The FDA also outlines separately the type of “safety information”, i.e. information about potential harms, that should be submitted and “anticipates that, for some products, data from controlled clinical trials will be available. … FDA expects to interpret safety information in light of the seriousness of the clinical condition, alternative diagnostics, prophylaxis, or alternative therapies (if any), and the specific circumstances of the emergency or threat of emergency.”​​

Other data recommended for inclusion in an application include: ​

  •   well-organized study reports that provide a complete assessment and analysis, including any statistical analyses, of available safety and effectiveness data and an interpretation of the findings.

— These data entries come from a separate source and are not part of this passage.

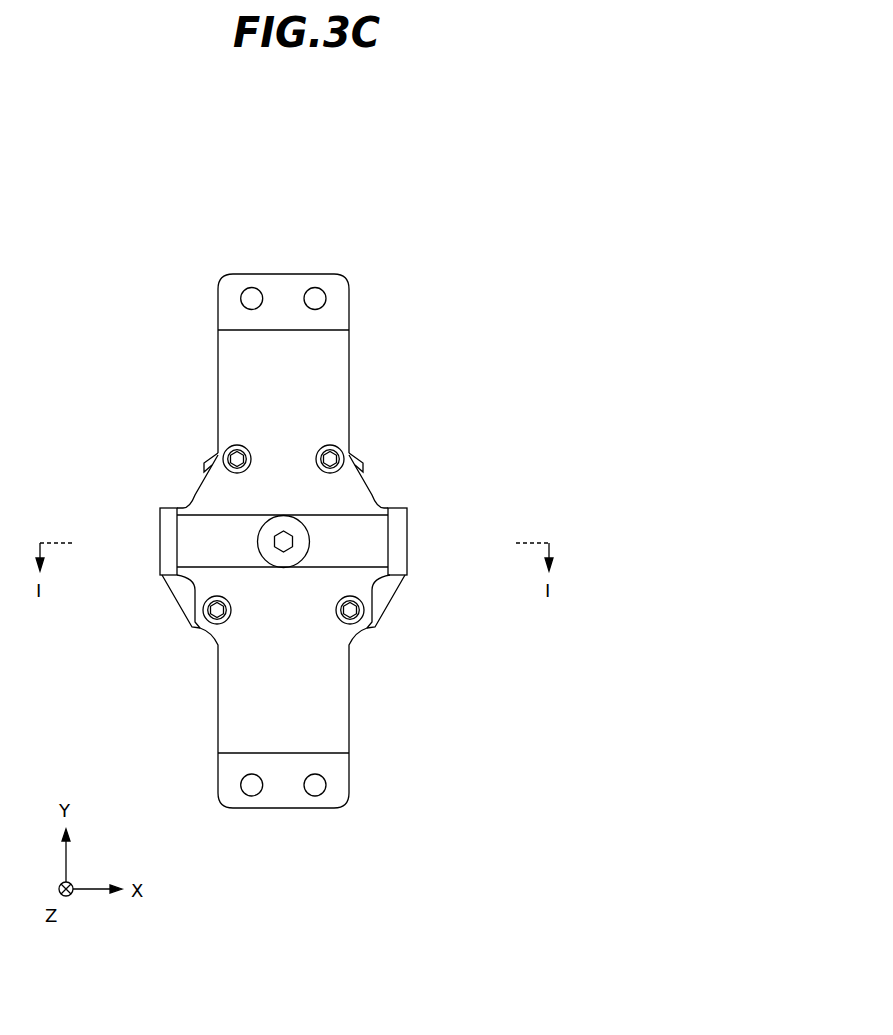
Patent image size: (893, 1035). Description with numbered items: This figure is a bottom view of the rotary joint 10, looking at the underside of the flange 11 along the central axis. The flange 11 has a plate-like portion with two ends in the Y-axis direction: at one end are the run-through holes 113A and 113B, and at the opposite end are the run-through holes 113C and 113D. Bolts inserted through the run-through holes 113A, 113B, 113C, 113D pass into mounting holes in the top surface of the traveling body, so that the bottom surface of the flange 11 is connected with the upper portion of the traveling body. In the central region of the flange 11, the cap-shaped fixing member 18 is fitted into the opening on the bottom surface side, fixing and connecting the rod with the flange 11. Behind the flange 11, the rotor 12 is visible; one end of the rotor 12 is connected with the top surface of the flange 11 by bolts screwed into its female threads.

The rotary joint 10 is at (406, 236).
The flange 11 is at (297, 377).
The rotor 12 is at (360, 462).
The fixing member 18 is at (312, 540).
The run-through hole 113A is at (313, 292).
The run-through hole 113B is at (250, 290).
The run-through hole 113C is at (313, 793).
The run-through hole 113D is at (250, 793).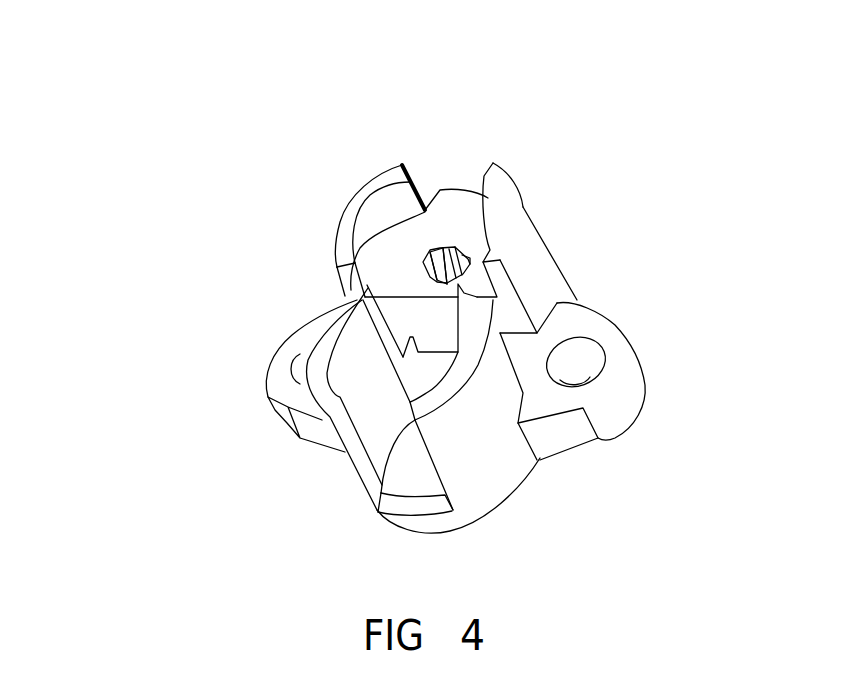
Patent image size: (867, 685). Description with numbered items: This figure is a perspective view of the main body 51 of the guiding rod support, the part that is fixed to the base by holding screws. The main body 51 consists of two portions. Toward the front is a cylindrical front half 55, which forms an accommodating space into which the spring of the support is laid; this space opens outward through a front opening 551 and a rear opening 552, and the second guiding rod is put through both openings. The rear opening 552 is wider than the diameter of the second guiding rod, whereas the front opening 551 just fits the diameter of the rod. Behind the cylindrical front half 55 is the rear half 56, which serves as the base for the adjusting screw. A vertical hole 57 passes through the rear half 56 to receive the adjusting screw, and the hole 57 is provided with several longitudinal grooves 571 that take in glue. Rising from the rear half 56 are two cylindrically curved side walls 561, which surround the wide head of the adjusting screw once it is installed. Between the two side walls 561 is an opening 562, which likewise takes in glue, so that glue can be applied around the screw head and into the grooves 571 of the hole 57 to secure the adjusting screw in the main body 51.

The main body 51 is at (550, 330).
The cylindrical front half 55 is at (357, 371).
The front opening 551 is at (350, 465).
The rear opening 552 is at (397, 313).
The rear half 56 is at (462, 217).
The cylindrically curved side walls 561 is at (380, 173).
The opening 562 is at (430, 165).
The vertical hole 57 is at (440, 253).
The longitudinal grooves 571 is at (423, 262).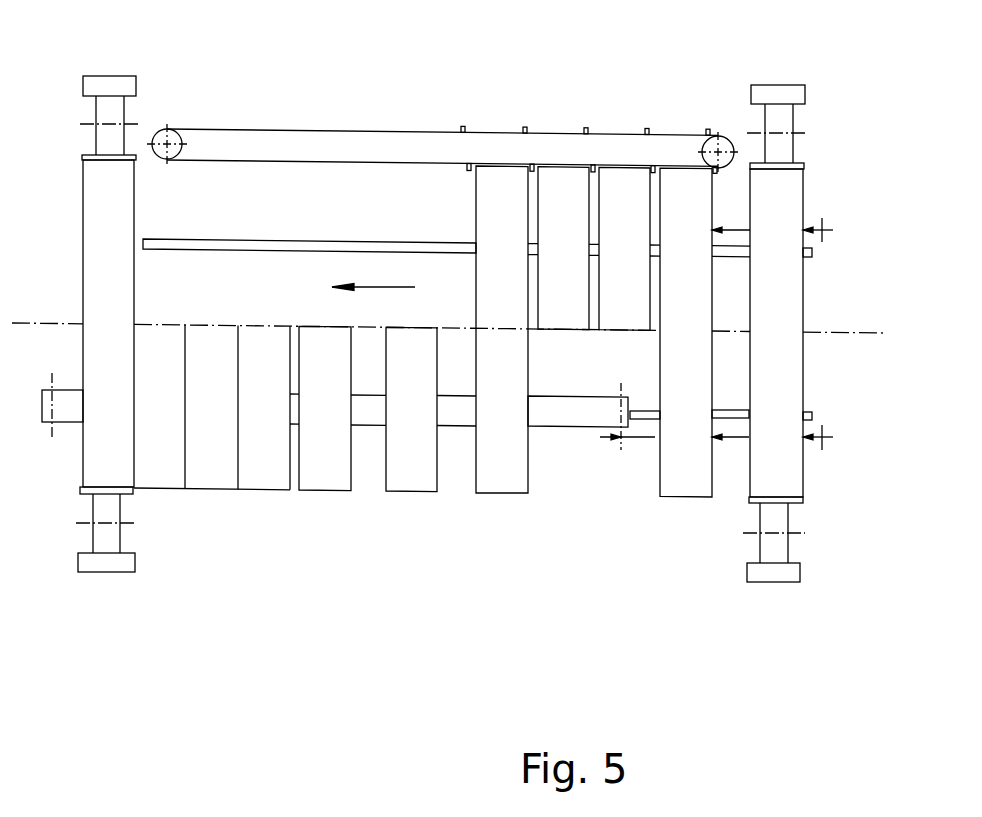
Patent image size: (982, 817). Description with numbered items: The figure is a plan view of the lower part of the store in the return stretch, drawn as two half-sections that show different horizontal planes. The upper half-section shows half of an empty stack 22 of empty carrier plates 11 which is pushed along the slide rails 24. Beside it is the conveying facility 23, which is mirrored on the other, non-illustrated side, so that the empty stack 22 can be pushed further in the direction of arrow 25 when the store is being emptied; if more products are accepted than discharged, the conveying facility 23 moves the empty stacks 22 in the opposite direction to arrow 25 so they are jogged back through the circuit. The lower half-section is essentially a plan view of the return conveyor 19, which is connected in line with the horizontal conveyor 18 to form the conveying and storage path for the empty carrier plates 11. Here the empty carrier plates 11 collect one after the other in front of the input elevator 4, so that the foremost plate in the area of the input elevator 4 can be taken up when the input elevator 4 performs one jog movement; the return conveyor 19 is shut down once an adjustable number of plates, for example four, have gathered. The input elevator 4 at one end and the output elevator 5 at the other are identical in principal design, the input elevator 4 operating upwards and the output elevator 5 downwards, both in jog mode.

The input elevator 4 is at (185, 555).
The output elevator 5 is at (830, 565).
The carrier plates 11 is at (269, 472).
The horizontal conveyor 18 is at (822, 240).
The return conveyor 19 is at (561, 417).
The empty stack 22 is at (623, 218).
The conveying facility 23 is at (663, 133).
The slide rails 24 is at (295, 248).
The arrow 25 is at (382, 287).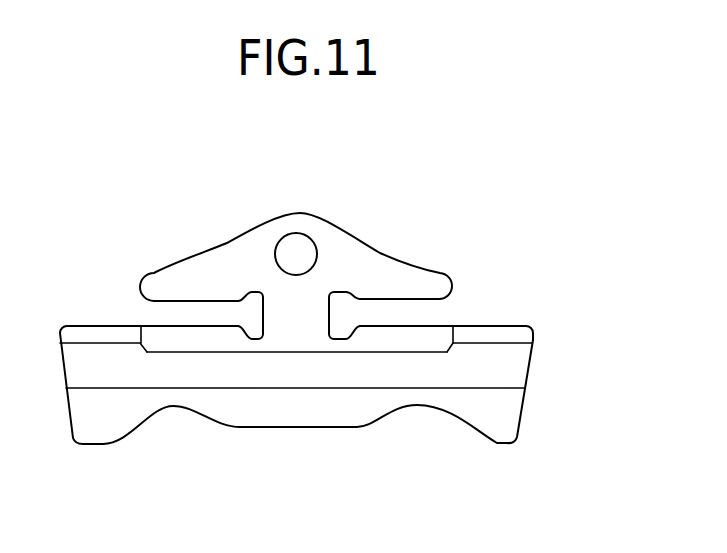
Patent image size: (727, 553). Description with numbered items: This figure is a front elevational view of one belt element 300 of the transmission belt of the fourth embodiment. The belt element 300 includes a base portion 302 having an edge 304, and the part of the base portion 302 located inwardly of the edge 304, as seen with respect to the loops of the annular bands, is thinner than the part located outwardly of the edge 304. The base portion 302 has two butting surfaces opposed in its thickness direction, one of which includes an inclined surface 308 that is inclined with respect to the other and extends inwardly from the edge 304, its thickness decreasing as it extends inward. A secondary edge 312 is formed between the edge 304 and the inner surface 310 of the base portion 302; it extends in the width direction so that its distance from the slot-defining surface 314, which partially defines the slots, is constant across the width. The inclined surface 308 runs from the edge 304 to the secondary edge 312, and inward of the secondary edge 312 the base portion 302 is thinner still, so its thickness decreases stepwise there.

The belt element 300 is at (510, 203).
The base portion 302 is at (323, 447).
The edge 304 is at (265, 362).
The inclined surface 308 is at (493, 368).
The inner surface 310 is at (498, 445).
The secondary edge 312 is at (392, 388).
The slot-defining surface 314 is at (495, 323).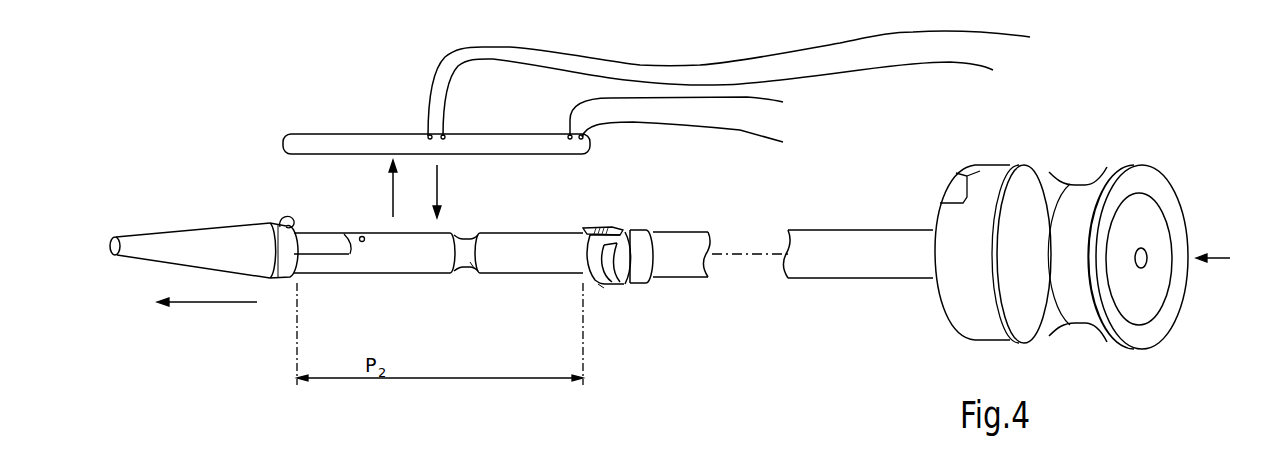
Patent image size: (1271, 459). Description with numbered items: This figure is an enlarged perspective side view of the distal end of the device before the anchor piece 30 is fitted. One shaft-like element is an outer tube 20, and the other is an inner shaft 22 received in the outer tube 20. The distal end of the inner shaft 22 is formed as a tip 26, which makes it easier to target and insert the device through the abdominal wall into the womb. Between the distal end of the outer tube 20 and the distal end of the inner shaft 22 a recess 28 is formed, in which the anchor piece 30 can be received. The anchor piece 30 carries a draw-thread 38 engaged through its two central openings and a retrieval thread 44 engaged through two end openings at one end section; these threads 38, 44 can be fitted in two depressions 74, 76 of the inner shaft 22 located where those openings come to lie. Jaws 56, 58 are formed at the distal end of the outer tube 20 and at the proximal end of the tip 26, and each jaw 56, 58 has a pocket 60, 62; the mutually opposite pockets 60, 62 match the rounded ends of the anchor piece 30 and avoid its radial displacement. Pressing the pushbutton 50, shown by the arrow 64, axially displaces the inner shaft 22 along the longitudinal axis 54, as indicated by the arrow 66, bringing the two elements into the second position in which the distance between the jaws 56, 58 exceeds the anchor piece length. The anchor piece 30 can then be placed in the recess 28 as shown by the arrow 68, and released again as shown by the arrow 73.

The outer tube 20 is at (680, 242).
The inner shaft 22 is at (510, 236).
The tip 26 is at (187, 240).
The recess 28 is at (462, 287).
The anchor piece 30 is at (503, 147).
The draw-thread 38 is at (730, 59).
The retrieval thread 44 is at (745, 98).
The pushbutton 50 is at (1147, 248).
The longitudinal axis 54 is at (755, 250).
The jaw 56 is at (640, 247).
The jaw 58 is at (282, 226).
The pocket 60 is at (623, 229).
The pocket 62 is at (297, 222).
The arrow 64 is at (1217, 261).
The arrow 66 is at (207, 304).
The arrow 68 is at (440, 183).
The arrow 73 is at (393, 195).
The depression 74 is at (472, 265).
The depression 76 is at (600, 286).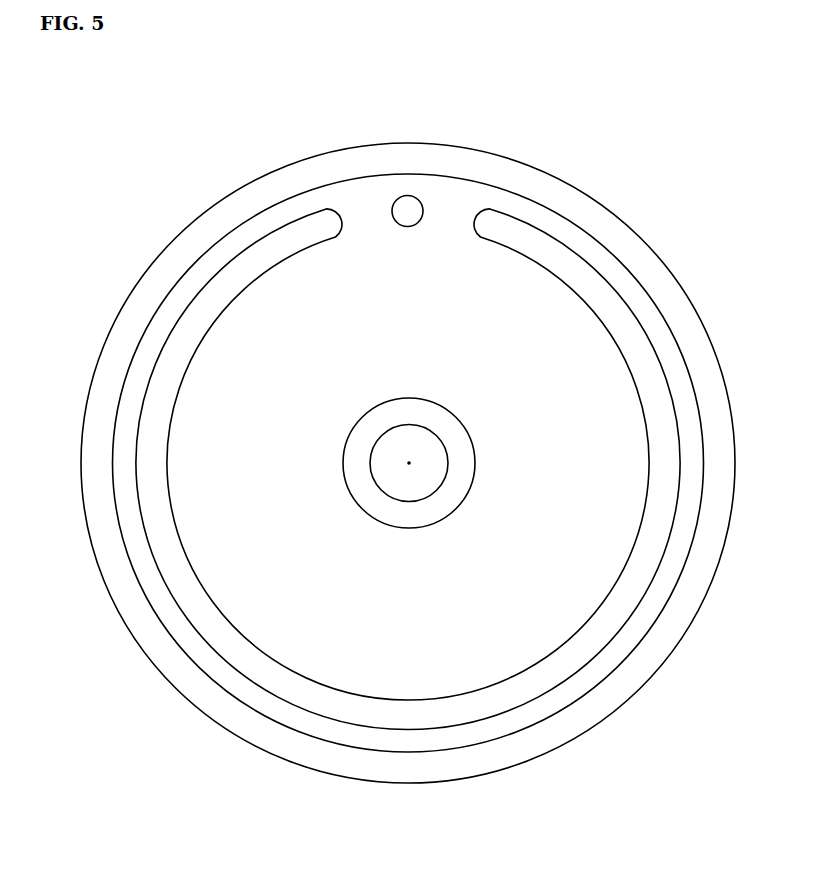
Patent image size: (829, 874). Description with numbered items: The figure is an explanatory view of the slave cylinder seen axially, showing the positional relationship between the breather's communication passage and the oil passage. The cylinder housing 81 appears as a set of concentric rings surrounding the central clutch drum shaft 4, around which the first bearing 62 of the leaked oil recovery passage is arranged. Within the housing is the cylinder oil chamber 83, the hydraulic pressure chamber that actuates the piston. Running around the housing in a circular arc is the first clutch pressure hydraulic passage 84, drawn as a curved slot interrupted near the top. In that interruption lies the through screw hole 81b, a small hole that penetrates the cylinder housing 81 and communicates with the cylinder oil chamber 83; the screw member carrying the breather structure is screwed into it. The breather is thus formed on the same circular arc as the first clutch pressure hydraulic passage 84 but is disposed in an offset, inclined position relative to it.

The cylinder housing 81 is at (515, 160).
The through screw hole 81b is at (416, 200).
The cylinder oil chamber 83 is at (547, 352).
The first clutch pressure hydraulic passage 84 is at (557, 246).
The first bearing 62 is at (372, 497).
The clutch drum shaft 4 is at (425, 485).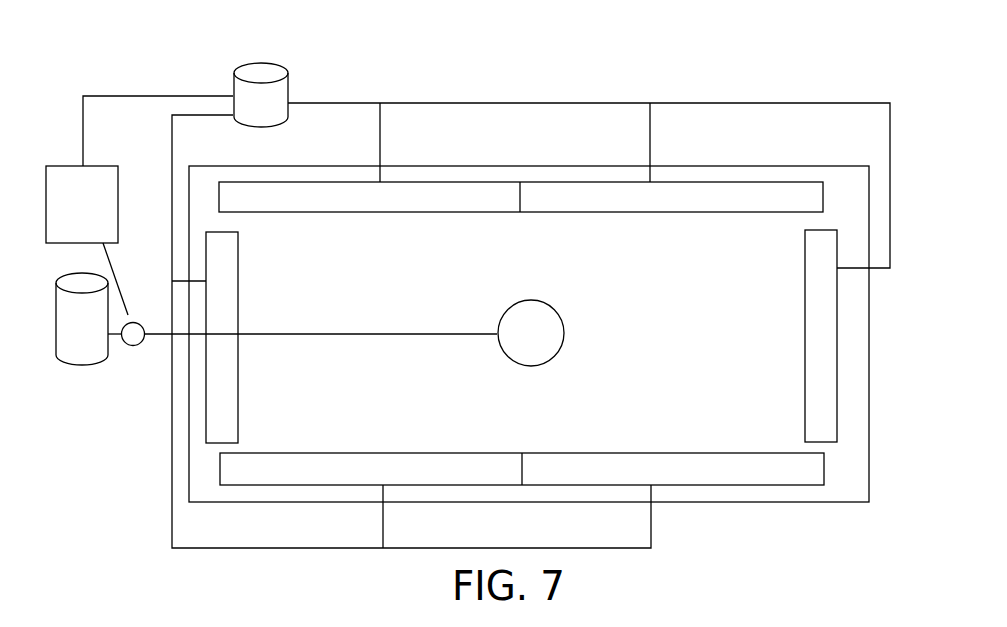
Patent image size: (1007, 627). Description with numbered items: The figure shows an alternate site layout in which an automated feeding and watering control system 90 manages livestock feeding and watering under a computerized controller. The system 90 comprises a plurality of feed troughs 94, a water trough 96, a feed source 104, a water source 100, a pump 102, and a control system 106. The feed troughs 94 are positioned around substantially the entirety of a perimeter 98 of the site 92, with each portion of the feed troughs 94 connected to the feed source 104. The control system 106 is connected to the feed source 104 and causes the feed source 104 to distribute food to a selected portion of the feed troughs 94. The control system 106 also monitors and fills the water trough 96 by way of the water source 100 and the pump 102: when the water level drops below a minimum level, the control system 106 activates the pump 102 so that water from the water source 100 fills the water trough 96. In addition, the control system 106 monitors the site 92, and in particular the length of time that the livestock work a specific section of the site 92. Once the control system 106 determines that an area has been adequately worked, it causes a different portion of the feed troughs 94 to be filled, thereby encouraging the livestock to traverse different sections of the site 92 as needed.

The automated feeding and watering control system 90 is at (468, 325).
The site 92 is at (529, 321).
The feed troughs 94 is at (215, 311).
The water trough 96 is at (550, 338).
The perimeter 98 is at (762, 503).
The water source 100 is at (82, 352).
The pump 102 is at (134, 322).
The feed source 104 is at (245, 88).
The control system 106 is at (70, 183).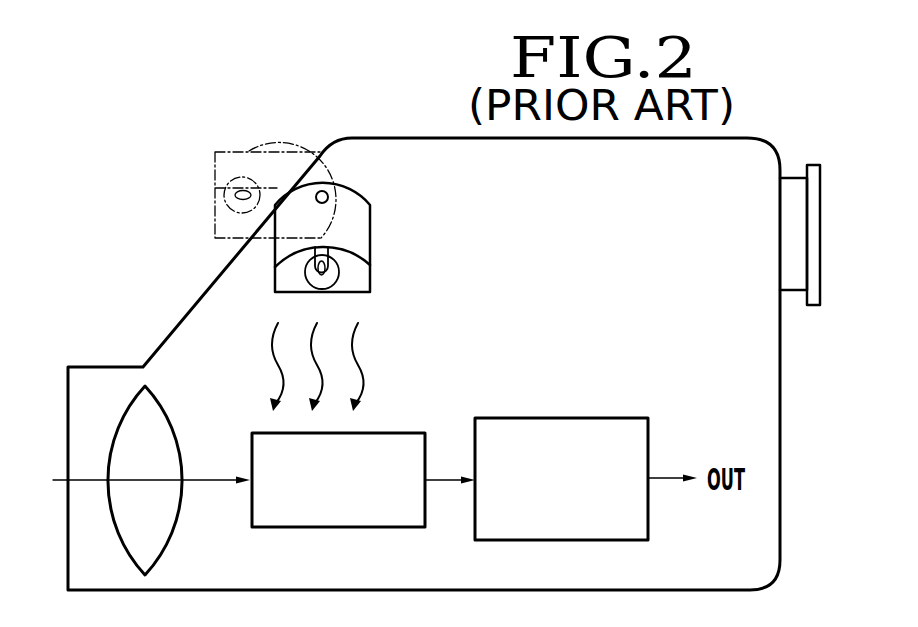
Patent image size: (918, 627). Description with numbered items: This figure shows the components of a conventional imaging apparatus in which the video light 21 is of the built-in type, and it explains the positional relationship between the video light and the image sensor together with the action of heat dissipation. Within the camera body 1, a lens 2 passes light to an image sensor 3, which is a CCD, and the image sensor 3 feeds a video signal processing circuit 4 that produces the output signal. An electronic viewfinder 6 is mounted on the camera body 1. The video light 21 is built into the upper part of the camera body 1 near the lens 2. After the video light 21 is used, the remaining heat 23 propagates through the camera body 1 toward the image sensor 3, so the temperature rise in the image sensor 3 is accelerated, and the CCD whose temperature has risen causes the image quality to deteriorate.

If final study reports are not yet available, any available interim study reports should be provided and clearly identified as such;​
  •   source data for clinical studies, nonclinical laboratory studies, and any animal studies that contribute to assessing activity or effectiveness of the product in the treatment of the underlying disease or condition or a closely related disease or condition, such as case report tabulations for key studies; case report forms for all patients who died during the clinical studies and for all persons who did not complete the study due to an adverse event, regardless of causality; relevant reports in the published literature; and translations of source materials that are in a language other than English;
  •   measures taken to mitigate risk or optimize benefit;
  •   limitations, uncertainty, and data gaps;
  •   a description of contraindications and cautions, such as are normally included in the label of a medicinal product.​

Termination of an authorization
An authorization may be terminated when the circumstances that precipitated the declaration have ceased or the approval status of the product has changed, such that the authorized use(s) of the product are no longer unapproved.​

Disclaimer: This article has not been peer-reviewed; it should not replace individual clinical judgement and the sources cited should be checked. The views expressed in this commentary represent the views of the authors and not necessarily those of the host institution, the NHS, the NIHR, or the Department of Health and Social Care. The views are not a substitute for professional medical advice.